第6章は「個人マネーを長期の株式投資に誘導する起爆剤としては、「国民ファンド」を設定するとおもしろい」です。国民ファンドという大規模なファンドの構想を描きます。国とか、民営化前の郵便局とかの信用力の高いところが設定するものです。ただし、その運用については、自ら運用するのでなく、国内外の投信会社に公募ファンドを日本国内で設定させ、それらに資金を配分し、運用コンペを行いながら、成績のいいところに資金を多く割り当てていくという構想です。運用コンペは日本株の現物買いのみで行うのだそうです。乙は、ここにも違和感を感じました。澤上氏の流儀で、株の運用には自信があるということなんでしょうが、インデックスファンドとアクティブファンドの競争をすれば、平均的にはインデックスファンドが勝つのではないでしょうか。すると、澤上氏の構想は意味を持たなくなってしまいます。
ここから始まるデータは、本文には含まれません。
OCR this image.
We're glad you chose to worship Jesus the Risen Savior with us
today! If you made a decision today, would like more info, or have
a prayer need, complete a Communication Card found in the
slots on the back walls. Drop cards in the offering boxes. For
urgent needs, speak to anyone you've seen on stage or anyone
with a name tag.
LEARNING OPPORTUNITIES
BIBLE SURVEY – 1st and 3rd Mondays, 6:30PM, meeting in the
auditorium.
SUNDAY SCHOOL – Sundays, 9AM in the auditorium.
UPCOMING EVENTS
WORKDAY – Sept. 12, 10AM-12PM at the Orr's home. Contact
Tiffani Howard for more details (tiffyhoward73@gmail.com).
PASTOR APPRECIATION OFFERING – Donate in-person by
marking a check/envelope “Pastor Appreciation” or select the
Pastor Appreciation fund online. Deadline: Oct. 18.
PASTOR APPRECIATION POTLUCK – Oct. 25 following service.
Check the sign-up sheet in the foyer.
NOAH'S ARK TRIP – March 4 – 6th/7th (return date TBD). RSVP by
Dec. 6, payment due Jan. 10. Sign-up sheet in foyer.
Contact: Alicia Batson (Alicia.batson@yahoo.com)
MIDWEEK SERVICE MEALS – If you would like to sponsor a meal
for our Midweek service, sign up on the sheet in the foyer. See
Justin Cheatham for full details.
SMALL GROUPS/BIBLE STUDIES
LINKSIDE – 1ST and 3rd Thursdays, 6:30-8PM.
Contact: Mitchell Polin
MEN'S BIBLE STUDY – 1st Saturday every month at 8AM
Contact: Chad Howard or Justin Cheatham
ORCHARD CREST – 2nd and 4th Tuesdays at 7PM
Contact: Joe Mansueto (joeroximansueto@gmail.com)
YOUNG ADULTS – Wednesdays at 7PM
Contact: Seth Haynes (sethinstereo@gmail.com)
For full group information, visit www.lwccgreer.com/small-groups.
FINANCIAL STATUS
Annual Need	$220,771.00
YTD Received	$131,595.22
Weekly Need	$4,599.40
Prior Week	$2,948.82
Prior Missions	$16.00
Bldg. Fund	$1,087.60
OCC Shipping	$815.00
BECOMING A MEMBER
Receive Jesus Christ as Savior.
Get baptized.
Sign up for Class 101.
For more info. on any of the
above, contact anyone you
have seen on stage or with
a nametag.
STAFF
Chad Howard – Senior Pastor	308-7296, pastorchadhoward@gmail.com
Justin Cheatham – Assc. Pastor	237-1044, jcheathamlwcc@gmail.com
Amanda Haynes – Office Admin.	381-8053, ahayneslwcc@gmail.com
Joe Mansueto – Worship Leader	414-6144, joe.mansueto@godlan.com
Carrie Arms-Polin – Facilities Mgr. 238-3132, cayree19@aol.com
運用コンペをするよりは、全額をインデックスファンドに投資するほうがいいということになりそうですから、何も「国民ファンド」などを立ち上げなくても、今でも十分に可能になっています。ただ、個人の資金がそちらに向かわないだけです。
第7章「世界の長期運用が下手になっている」では、長期投資が下手になったから、ヘッジファンドに逃げたりオフショア市場が発展したりしたのだと説きます。年金運用なども短視野化しているというわけです。しかし、ここがアクティブ運用の出番だとしています。
第8章「草の根ベースで、運用立国への歩みは着々と進んでいる」で、最近日本で始まった「おらが町投信」を取り上げ、今後の投信のモデルになるとしています。
本書がさわかみファンドの宣伝になっているわけではない点は評価したいと思います。もっと大きなスタンスで運用を考えていることが伝わってきます。
しかし、本書は、澤上氏の持論を展開するもので、主張は書いてありますが、それを裏付けるデータが示されるわけではないので、全体に迫力(説得力)がありません。乙は、書いてあることをそのまま鵜呑みにすることはできないように感じました。268 ページもの分量があるのですから、自分の主張の裏付けになるような数字(データ)を出すようにしたほうがいいのではないでしょうか。
1冊読んだ割には、読んだ実感が伴わない(中身が薄い)ように思いました。こんなことを申し上げては、澤上氏に申し訳ないですかね。